Wednesday 15 July 2020

The "Palace Letters"

were made public yesterday.
For those of you in Upover and elsewhere these are the letters between Sir John Kerr, the Governor-General, and Buckingham Palace at the time of the Whitlam Government and the Dismissal of that same government in 1975. The Governor-General dismissed the Government, a matter of more than a little controversy. It was labelled a "constitutional crisis". There have been all sorts of conspiracy theories surrounding it. 
A history professor, Jenny Hocking, has been pushing for the release of the correspondence for many years. Now that it has been released she is still trying to suggest that the Queen was involved. It is clear she was not involved. Although there is a great deal of correspondence between Buckingham Palace, the Queen's Private Secretary and the Governor-General it has to be said that the Governor-General acted alone and in accordance with the Constitution.
At the time the Governor-General was also in discussion with the Chief Justice of the High Court - Sir Garfield Barwick. Barwick was offering advice with respect to constitutional matters. As many of those discussions were verbal there is no written record of them.
If you sit on the Labor side of the fence then the Dismissal should never have occurred.

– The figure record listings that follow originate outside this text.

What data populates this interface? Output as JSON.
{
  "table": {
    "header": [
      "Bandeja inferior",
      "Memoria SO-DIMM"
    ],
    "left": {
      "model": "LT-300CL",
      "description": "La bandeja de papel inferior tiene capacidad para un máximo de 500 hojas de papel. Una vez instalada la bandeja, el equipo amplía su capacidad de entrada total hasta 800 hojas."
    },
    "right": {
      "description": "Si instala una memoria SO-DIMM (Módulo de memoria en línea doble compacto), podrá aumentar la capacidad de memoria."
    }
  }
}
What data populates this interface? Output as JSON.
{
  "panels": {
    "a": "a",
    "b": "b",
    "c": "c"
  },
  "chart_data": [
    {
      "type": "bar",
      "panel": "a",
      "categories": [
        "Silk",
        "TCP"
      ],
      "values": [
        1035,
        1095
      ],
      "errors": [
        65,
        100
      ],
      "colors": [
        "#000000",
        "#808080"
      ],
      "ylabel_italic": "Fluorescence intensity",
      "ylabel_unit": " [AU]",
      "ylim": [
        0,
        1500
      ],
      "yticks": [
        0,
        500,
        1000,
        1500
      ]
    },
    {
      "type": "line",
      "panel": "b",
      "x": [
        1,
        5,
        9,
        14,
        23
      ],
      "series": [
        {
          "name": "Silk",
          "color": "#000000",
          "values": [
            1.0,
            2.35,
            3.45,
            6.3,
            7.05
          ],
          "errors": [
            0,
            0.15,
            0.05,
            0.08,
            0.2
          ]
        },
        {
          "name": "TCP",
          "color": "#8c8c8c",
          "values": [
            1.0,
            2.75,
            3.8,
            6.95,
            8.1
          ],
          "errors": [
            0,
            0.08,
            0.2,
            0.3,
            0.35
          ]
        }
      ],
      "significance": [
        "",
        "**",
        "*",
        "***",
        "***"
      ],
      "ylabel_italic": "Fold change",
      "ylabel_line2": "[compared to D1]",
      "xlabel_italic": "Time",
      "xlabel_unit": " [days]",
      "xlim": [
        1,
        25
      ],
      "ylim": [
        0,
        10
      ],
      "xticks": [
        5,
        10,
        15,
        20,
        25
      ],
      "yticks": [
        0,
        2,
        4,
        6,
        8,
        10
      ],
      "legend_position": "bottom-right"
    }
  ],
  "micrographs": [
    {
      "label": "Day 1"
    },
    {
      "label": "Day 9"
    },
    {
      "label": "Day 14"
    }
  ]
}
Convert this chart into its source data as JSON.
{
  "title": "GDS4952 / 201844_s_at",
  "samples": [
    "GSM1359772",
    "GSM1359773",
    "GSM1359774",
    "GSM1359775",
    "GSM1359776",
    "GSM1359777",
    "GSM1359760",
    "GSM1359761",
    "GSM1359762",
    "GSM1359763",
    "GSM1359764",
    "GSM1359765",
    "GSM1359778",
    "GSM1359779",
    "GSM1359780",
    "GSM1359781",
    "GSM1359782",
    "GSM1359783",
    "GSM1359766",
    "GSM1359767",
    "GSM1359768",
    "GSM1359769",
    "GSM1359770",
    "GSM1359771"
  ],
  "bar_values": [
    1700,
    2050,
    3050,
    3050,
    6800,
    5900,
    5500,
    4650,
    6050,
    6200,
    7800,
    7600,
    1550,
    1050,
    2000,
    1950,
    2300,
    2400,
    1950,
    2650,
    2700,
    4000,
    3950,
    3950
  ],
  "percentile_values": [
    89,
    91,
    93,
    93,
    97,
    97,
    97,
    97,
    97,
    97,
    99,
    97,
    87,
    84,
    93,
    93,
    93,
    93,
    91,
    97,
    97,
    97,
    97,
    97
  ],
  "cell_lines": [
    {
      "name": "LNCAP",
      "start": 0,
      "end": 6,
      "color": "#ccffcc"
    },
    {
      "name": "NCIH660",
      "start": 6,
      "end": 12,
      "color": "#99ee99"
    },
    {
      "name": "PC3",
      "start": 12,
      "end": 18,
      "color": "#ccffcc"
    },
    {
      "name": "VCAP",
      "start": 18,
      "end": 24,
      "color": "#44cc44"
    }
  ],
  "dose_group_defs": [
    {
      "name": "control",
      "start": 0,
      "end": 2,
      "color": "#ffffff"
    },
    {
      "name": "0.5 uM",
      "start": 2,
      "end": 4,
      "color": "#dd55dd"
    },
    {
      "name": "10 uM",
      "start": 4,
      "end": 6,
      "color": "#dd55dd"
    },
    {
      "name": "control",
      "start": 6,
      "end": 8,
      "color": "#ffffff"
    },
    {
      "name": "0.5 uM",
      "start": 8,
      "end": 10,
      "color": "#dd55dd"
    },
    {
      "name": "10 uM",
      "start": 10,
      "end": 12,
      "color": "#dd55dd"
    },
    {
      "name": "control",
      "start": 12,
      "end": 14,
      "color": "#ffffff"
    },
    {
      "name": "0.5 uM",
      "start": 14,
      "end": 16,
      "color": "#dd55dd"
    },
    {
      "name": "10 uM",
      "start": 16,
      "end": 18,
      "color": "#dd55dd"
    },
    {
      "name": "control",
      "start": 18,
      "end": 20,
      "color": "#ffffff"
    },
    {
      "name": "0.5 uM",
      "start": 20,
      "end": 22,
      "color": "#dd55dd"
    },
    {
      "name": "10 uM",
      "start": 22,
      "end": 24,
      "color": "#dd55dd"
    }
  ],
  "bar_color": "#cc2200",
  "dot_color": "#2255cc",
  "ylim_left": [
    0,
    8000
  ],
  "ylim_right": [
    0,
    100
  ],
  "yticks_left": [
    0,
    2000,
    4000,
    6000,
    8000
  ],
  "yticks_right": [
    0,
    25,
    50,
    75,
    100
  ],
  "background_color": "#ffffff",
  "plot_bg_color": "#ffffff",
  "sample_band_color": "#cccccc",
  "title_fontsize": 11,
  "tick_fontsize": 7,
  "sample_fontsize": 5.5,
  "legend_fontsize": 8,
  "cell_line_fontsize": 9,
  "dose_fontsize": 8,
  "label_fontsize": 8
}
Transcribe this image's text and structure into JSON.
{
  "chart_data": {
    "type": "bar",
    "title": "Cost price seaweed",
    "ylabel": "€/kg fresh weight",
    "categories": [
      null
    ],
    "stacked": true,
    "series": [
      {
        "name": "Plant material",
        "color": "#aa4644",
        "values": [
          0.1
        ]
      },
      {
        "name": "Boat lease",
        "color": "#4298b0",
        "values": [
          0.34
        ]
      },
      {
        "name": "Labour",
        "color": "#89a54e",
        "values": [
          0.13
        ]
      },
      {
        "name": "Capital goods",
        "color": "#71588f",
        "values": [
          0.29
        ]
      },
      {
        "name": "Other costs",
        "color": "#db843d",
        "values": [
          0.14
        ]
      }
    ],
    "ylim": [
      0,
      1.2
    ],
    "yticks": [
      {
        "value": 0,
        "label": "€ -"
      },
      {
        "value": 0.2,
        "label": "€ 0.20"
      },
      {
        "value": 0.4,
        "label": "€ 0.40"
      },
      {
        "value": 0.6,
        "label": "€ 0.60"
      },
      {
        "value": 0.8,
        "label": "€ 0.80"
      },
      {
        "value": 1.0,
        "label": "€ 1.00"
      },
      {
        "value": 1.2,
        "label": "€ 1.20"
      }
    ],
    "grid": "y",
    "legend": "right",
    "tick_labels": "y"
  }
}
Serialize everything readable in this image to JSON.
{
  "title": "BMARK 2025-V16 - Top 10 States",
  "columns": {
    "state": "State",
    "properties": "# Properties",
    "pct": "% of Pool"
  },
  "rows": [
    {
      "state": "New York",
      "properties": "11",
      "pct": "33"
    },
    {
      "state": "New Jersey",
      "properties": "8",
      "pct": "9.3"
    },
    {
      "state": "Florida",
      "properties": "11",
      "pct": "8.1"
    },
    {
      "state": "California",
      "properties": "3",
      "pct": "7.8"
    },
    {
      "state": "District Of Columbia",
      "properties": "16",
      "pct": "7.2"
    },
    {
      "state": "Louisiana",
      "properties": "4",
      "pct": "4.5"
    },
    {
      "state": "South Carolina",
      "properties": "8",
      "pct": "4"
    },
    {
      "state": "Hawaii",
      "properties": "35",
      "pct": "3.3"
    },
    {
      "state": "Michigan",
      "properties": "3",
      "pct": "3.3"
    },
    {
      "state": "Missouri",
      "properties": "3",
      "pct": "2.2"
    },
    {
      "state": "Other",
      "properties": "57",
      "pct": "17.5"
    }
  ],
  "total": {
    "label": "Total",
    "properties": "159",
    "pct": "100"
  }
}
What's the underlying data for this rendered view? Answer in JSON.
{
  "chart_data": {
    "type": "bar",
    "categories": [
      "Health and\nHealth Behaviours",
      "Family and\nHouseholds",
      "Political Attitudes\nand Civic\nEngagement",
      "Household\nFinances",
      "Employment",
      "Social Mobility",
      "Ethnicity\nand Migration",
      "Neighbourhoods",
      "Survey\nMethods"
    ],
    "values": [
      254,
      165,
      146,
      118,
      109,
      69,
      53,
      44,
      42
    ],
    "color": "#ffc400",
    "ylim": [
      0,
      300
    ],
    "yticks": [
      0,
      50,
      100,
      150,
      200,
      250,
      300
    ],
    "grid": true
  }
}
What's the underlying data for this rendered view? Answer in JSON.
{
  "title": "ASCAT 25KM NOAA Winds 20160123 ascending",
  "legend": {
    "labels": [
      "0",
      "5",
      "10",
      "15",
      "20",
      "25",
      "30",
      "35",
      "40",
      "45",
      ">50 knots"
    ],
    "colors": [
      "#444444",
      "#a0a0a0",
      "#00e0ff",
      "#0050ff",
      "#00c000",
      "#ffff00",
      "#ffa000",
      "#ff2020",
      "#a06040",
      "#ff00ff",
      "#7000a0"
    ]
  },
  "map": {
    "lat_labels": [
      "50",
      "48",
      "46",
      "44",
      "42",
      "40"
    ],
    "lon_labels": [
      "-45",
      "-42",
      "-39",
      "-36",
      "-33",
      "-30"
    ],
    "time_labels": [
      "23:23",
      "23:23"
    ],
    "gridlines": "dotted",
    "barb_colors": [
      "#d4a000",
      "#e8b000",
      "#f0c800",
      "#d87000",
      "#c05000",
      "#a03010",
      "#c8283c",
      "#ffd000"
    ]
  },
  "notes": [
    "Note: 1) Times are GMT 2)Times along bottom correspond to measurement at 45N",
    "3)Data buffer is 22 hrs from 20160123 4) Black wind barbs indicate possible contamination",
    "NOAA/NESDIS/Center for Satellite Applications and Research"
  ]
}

If you sit on the Coalition side of the fence then the Dismissal was probably the only course of action which was open when a government intended to do harm.
In order to understand what led up to it though one needs to be aware that the government of the day was spending far more than it should have been on things designed to keep them in office. I was working as a school librarian at the time - and looking after a group of special needs students as well. I remember wondering where the money for the millions being spent on school libraries was coming from. It was lovely to have but questions were being raised about the way Whitlam was spending money.
This sort of thing was going on all over the place. Whitlam's government was spending money it did not have. It then found it needed money to develop projects which would actually employ people. They decided they needed to borrow more money. 
Instead of going to the usual sources, the US, the UK or Europe the Whitlam government looked at borrowing money from the oil-rich Middle East where "petro-dollars" were looking for places to invest. Instead of using the government's own advisers about such things they employed a shady financial broker, one Tirath Khemlani. The reason for this was simple, the government would have been not merely advised but told not to borrow money through that source. Khemlani was supposed to broker a $4bn loan for them, a huge sum of money at the time. This was not something he could do or should have been allowed to try and do and the government was advised of this but persisted anyway.  The details of all this are complex and I won't pretend I understand them. I do understand that much and the constitutional reasons why it could not be done.
In short, the government had run out of money.
The Opposition had control of the Senate and, on advice from more than one quarter including the High Court, they informed the government they were blocking the supply bills. Governments cannot govern unless the supply bills are passed.
Kerr had seen all this coming. He had been in discussion with Barwick. He had been keeping the Queen's Private Secretary informed because Whitlam was aware that Kerr had questioned whether could dismiss him. Barwick had advised him that it was possible to do so if the Senate continued to block supply - because the government cannot govern without money, indeed it is illegal for them to do so. The Senate was saying they would block supply unless an election was called. Whitlam had also queried whether he could sack the Governor-General in order to prevent his own sacking.
Put simply what happened in the end was that the Governor-General dismissed the government of the day because it could no longer govern and it refused to call an election. Had it called an election then it would almost certainly still have lost it because of the government's dealings with Khemlani. It may be that they would not have lost quite so many seats but the population at large was worried by the idea that a government would even think of borrowing money from the Middle East. Later events showed it would have been very unwise to do so.
But the conspiracy theorists and the would be republicans have been trying to suggest for years that the Queen interfered in the internal affairs of the country. She did not. 
What the dismissal showed is what republicans do not wish to recognise - it shows that the country is completely independent, that the Queen cannot interfere, and that the Governor-General had the constitutional right to dismiss a government which was endeavouring to govern without supply but also refusing to call an election.
Hocking has probably not done the republican cause any favours although they are trying to suggest that the ability of the Governor-General to remove a democratically elected government was wrong. Even if it is democratically elected a government does not have the right to break the law of the land or do anything to deliberately harm it - even if  it claims to be elected to do just that.
Government is not above the law. 

1 comment:

jeanfromcornwall said...

Thank you Cat - I remember at that time thinking "What was that all about?". Well now I know, and I do believe I can trust you, rather than a journalist.